Fig. 6-38. Tuple space can be replicated on all machines. The dotted lines show the partitioning of the tuple space into subspaces. (a) Tuples are broadcast on out. (b). Ins are local, but the deletes must be broadcast.
This design is straightforward, but may not scale well as the system grows in size, since every tuple must be stored on every machine. On the other hand, the total size of the tuple space is often quite modest, so problems may not arise except in huge systems. The S/Net Linda system uses this approach because S/Net has a fast, reliable, word-parallel bus broadcast (Carriero and Gelernter, 1986).
The inverse design is to do outs locally, storing the tuple only on the machine that generated it, as shown in Fig. 6-39. To do an in, a process must broadcast the template. Each recipient then checks to see if it has a match, sending back a reply if it does.
Fig. 6-39. Unreplicated tuple space. (a) An out is done locally. (b) An in requires the template to be broadcast in order to find a tuple.
If the tuple is not present, or if the broadcast is not received at the machine holding the tuple, the requesting machine retransmits the broadcast request ad infinitem, increasing the interval between broadcasts until a suitable tuple materializes and the request can be satisfied.
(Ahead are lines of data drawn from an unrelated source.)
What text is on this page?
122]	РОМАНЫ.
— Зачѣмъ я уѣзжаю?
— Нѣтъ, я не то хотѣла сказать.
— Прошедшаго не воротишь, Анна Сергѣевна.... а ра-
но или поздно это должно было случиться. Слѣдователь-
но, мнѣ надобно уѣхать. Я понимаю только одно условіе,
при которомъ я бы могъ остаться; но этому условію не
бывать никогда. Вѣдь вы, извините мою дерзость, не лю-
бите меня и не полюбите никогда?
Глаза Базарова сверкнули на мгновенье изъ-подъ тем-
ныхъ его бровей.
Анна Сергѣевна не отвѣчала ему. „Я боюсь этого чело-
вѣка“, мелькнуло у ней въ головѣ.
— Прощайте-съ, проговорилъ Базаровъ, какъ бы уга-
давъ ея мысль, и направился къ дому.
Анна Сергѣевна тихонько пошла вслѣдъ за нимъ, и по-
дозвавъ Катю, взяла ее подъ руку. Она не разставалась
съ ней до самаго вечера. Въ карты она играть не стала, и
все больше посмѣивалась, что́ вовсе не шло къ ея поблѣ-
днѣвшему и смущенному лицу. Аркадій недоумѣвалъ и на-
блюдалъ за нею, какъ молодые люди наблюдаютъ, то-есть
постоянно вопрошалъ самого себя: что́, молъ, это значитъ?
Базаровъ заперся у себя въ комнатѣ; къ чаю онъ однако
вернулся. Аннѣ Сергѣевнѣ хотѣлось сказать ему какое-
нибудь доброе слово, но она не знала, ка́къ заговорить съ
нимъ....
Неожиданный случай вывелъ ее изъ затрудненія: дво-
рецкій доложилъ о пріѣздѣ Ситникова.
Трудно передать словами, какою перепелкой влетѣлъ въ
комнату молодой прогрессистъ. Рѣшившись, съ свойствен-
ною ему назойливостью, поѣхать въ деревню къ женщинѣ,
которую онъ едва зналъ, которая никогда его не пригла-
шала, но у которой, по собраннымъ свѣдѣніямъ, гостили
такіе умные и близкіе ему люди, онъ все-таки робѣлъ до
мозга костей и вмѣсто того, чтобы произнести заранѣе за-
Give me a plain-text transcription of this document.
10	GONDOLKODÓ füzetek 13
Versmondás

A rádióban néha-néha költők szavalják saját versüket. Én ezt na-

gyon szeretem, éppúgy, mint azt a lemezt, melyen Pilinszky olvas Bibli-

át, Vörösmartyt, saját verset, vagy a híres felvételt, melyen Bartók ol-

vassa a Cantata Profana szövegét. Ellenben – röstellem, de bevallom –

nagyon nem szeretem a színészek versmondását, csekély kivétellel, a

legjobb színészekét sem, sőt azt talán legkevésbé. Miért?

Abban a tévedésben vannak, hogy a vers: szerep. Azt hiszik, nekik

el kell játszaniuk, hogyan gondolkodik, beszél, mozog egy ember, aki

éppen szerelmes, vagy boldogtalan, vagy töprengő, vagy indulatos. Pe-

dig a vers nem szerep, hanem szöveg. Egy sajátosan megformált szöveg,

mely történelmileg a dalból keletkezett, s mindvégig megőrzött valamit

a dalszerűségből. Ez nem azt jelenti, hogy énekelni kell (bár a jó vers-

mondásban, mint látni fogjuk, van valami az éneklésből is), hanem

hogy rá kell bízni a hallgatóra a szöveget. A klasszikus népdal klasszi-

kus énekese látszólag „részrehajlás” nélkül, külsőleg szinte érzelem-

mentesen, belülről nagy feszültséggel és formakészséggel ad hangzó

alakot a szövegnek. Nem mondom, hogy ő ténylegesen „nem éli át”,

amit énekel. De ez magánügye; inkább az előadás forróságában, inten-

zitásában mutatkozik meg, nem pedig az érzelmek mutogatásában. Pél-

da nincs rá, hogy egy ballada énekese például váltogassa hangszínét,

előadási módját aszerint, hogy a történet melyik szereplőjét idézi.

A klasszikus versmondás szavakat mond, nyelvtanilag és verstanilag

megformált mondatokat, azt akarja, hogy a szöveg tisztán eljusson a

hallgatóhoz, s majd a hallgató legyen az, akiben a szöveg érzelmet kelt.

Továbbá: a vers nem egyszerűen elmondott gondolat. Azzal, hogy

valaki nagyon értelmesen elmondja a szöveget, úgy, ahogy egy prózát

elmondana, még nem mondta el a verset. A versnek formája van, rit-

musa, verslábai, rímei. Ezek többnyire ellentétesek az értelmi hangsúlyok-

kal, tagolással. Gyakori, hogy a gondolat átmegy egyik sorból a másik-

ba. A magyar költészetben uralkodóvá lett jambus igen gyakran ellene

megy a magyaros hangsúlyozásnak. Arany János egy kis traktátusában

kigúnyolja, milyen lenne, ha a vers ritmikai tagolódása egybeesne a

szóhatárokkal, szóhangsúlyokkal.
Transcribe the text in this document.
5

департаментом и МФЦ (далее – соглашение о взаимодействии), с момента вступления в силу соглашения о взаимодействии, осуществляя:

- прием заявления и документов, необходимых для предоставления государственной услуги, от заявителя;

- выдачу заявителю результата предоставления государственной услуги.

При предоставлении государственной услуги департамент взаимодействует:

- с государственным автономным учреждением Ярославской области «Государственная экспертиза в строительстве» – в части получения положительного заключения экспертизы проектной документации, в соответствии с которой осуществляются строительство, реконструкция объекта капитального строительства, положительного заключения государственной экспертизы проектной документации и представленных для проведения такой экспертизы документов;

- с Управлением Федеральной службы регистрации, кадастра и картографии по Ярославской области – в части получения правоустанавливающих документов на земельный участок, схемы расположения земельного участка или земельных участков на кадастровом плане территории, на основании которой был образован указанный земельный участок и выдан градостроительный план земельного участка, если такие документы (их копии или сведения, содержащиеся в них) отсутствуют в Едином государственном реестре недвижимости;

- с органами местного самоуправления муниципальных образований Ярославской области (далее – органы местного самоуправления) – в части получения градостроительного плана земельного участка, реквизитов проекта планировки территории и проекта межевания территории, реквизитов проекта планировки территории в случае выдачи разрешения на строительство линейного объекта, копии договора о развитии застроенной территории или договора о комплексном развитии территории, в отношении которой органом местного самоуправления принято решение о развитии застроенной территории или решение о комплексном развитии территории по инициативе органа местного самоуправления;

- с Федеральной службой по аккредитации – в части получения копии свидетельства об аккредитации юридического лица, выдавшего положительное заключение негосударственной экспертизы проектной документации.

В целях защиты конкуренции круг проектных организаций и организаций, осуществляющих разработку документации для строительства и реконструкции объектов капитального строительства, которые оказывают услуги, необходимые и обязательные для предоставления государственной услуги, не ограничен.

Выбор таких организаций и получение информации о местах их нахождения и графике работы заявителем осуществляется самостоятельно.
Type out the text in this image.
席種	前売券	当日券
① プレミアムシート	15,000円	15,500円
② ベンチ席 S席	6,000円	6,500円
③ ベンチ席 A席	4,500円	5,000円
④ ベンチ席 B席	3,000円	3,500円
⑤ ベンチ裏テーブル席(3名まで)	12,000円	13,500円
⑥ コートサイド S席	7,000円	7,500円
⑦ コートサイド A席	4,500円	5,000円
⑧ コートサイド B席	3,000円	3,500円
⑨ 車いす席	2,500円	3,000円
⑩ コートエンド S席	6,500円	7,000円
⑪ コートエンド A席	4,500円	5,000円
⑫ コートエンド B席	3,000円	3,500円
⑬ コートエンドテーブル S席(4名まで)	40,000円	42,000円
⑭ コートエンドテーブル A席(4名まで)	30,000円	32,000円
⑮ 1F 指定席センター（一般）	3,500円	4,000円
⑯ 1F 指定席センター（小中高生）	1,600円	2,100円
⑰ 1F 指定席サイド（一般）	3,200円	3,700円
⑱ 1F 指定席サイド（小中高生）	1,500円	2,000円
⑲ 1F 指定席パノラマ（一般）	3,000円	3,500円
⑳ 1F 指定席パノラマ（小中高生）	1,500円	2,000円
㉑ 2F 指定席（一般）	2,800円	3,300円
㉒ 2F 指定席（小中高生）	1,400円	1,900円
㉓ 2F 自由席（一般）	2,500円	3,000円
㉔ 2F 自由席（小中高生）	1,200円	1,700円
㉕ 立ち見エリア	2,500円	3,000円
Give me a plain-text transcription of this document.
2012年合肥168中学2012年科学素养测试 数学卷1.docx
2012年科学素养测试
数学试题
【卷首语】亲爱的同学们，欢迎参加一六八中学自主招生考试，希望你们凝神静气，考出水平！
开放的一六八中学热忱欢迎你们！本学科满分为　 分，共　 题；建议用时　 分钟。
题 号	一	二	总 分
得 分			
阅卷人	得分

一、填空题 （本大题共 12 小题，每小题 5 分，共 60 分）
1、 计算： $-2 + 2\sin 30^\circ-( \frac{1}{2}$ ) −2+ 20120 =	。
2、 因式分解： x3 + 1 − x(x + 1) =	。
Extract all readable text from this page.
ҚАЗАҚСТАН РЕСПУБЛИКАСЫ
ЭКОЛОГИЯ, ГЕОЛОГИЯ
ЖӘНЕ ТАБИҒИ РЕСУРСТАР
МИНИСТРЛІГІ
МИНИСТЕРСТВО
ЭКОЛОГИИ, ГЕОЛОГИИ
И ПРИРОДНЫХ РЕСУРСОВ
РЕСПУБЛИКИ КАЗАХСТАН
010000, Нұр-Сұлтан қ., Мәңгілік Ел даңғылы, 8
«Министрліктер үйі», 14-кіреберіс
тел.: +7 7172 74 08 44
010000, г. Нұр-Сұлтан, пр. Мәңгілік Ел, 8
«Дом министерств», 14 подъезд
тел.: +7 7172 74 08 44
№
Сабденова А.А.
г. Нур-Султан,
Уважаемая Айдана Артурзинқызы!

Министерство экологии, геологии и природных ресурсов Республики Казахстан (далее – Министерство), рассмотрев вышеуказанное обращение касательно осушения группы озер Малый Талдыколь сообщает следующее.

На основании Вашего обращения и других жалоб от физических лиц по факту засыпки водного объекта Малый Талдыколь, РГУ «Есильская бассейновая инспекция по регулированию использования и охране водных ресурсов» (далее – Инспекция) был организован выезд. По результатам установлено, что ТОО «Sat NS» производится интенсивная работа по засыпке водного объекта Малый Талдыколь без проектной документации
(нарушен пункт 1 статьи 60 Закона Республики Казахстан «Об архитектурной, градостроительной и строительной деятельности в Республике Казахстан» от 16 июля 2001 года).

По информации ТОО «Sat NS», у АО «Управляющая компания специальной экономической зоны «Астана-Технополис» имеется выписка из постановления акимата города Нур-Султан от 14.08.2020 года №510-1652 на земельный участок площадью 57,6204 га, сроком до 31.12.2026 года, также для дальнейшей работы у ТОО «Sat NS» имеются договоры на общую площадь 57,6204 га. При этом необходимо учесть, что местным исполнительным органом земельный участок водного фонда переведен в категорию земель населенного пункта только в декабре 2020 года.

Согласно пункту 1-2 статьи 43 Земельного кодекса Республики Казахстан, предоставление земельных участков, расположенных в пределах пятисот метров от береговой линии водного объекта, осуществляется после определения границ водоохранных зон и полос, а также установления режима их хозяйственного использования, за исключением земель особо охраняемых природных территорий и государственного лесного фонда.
If two or more tuples are sent, they are treated like local outs and the tuples are effectively moved from the machines that had them to the one doing the request. In fact, the runtime system can even move tuples around on its own to balance the load. Carriero et al. (1986) used this method for implementing Linda on a LAN.
These two methods can be combined to produce a system with partial replication. A simple example is to imagine all the machines logically forming a rectangle, as shown in Fig. 6-40. When a process on a machine, A, wants to do an out, it broadcasts (or sends by point-to-point message) the tuple to all machines in its row of the matrix. When a process on a machine, B, wants to do an in it broadcasts the template to all machines in its column. Due to the geometry, there will always be exactly one machine that sees both the tuple and the template (C in this example), and that machine makes the match and sends the tuple to the process asking for it. Krishnaswamy (1991) used this method for a hardware Linda coprocessor.
Finally, let us consider the implementation of Linda on systems that have no broadcast capability at all (Bjornson, 1993). The basic idea is to partition the tuple space into disjoint subspaces, first by creating a partition for each type signature, then by dividing each of these partitions again based on the first field. Potentially, each of the resulting partitions can go on a different machine, handled by its own tuple server, to spread the load around. When either an out or an in is done, the required partition is determined, and a single message is sent to that machine either to deposit a tuple there or to retrieve one.
Experience with Linda shows that distributed shared memory can be handled in a radically different way than moving whole pages around, as in the page-based systems we studied above. It is also quite different from sharing variables with release or entry consistency. As future systems become larger and more powerful, novel approaches such as this may lead to new insights into how to program these systems in an easier way.
Fig. 6-40. Partial broadcasting of tuples and templates.